With the bed liner material needing to dry I decided to tackle that first by masking off the exterior.
I then mix up the liner material Wil gave me and applied it to the inside of the bed.
Also I put some on the tailgate.
After another visit to my brother’s shop I picked up some cool new suspension parts.
Fox Shox for a better ride.
Air Bags for fluctuating load weight (water, fuel, food and etc).
Limiting straps and tabs to keep parts from over extending
Uniball heim joints and poly bushings for new upper a-arms.
To start I tack weld the new shock tabs in place, create a mock up of where the remote reservoir will mount.
Then I move onto positioning the air bag mounts. Another cross bar is added at the end of the upper air bag mount.
Parts removed then both cross bars get welded into place.
Air bag mounts welded directly onto the frame.
To support the weight the air bags will carry I add gussets. (Thanks to Wil for giving me a hand with making these.) Also a limiting strap tab is welded on over the axle.
Wil snapped a photo of me welding the final gusset in place.
Reinforcing completed. Hard to see, but I added another short piece across on the reverse side where the limiting strap tab is located.
I begin bolting on all the parts to make sure nothing warped while welding.
Then I spray on a coat of paint and install the parts once dry.
Another angle of new suspension setup.
Next I fab up the bottom plates for the air bags to ride on. I only have bolt holes on one side to allow extra up travel.

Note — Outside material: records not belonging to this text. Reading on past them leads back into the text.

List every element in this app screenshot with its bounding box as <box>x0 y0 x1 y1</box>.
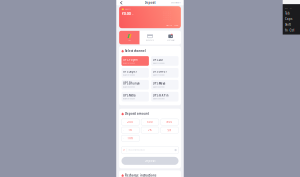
button[interactable]: UPI-mXPin <box>151 92 178 102</box>
staticText: F1 <box>290 8 292 9</box>
staticText: esc <box>285 8 288 9</box>
button[interactable]: Bank Card <box>140 31 160 44</box>
staticText: UPI-LIO <box>153 58 163 61</box>
staticText: 1K <box>128 128 132 132</box>
staticText: Balance 100 - 20K <box>123 98 135 100</box>
staticText: UPI-mXPin <box>153 94 169 97</box>
staticText: Balance 300 - 30K <box>153 98 165 100</box>
button[interactable]: UPI-Bhunya <box>122 80 149 90</box>
staticText: 2K <box>148 128 152 132</box>
button[interactable]: Withdraw <box>166 25 172 26</box>
staticText: 5K <box>168 128 172 132</box>
staticText: Recharge instructions <box>125 174 156 177</box>
button[interactable]: Deposit history <box>171 2 181 4</box>
staticText: 10K <box>127 136 133 140</box>
staticText: ₹0.00 <box>122 11 131 16</box>
staticText: Select channel <box>125 49 146 53</box>
button[interactable]: ₹ <box>141 127 159 133</box>
button[interactable]: ₹ <box>161 127 178 133</box>
staticText: INR <box>132 14 134 16</box>
button[interactable]: ₹ <box>122 127 139 133</box>
staticText: UPI-Omer <box>153 70 167 73</box>
button[interactable]: ₹ <box>122 135 139 141</box>
button[interactable]: UPI-Paytm <box>122 56 149 66</box>
button[interactable]: UPI <box>119 31 140 44</box>
staticText: Balance <box>125 8 131 10</box>
staticText: Deposit amount <box>125 112 149 116</box>
button[interactable]: ₹ <box>141 119 159 125</box>
staticText: Balance 100 - 30K <box>123 74 135 76</box>
staticText: UPI-Mitra <box>123 94 136 97</box>
staticText: Deposit <box>144 159 156 163</box>
staticText: ₹ <box>123 148 125 152</box>
staticText: Details › <box>174 25 178 26</box>
button[interactable]: USDT Wallet <box>160 31 181 44</box>
staticText: UPI-Bhunya <box>123 82 140 85</box>
button[interactable]: UPI-Super <box>122 68 149 78</box>
button[interactable]: ₹ <box>122 119 139 125</box>
button[interactable]: Deposit <box>122 157 178 165</box>
button[interactable]: Details › <box>174 25 178 26</box>
staticText: Deposit <box>144 1 156 4</box>
staticText: Ctrl <box>290 29 294 32</box>
button[interactable]: UPI-Mitra <box>122 92 149 102</box>
staticText: UPI-Maya <box>153 82 166 85</box>
staticText: Tab <box>285 12 290 15</box>
staticText: 500 <box>147 120 153 124</box>
staticText: UPI-Super <box>123 70 137 73</box>
staticText: fn <box>285 29 288 32</box>
staticText: Bank Card <box>146 40 154 41</box>
button[interactable]: UPI-LIO <box>151 56 178 66</box>
button[interactable]: ₹ <box>161 119 178 125</box>
staticText: UPI-Paytm <box>123 58 138 61</box>
staticText: Balance 100 - 50K <box>123 62 135 64</box>
staticText: Caps <box>285 17 292 21</box>
staticText: Balance 100 - 50K <box>153 62 165 64</box>
staticText: 800 <box>166 120 172 124</box>
staticText: Balance 100 - 30K <box>153 74 165 76</box>
staticText: Withdraw <box>166 25 172 26</box>
staticText: USDT Wallet <box>167 40 174 41</box>
button[interactable]: UPI-Maya <box>151 80 178 90</box>
staticText: 200 <box>127 120 133 124</box>
button[interactable]: Back <box>119 0 124 6</box>
staticText: Deposit history <box>171 2 181 4</box>
staticText: Shift <box>285 23 291 27</box>
staticText: UPI <box>128 40 130 41</box>
button[interactable]: UPI-Omer <box>151 68 178 78</box>
staticText: Balance 200 - 40K <box>153 86 165 88</box>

Under side of air bag lower bracket.
Bracket installed with air bag and air line.
I run the air lines to the bags to one location for easy inflation/deflation. Also used some no lose valve caps I got from George at Extreme Outback Products.
Next I assemble all the parts for an air supply system. I’m using a small compressor for now, though I want to swap out for a much nicer ExtremeAire one in the future.
I decided to build my own air tank so I could fit it much easier than a pre-made one.
This is my second attempt at making one, thankfully it worked holding 100psi.
I removed all the fittings, cleaned all the sharp edges, painted and then installed the tank right behind the bumper.
After installing I fought with popping the air line and loosing pressure. I ended up installing a check valve on the feed line to the tank.
The compressor fit perfectly off to the left mounted to the boxes. I added the brass fittings to help dissipate the heat, keeping the plastic line from popping. I’ll be creating a small shield for the compressor to keep anything from touching it and so I have a place to mount a switch in easy reach. After fighting with everything for over a day I managed to get everything working properly. If I had to do it again, I would of bought an air tank and saved myself time.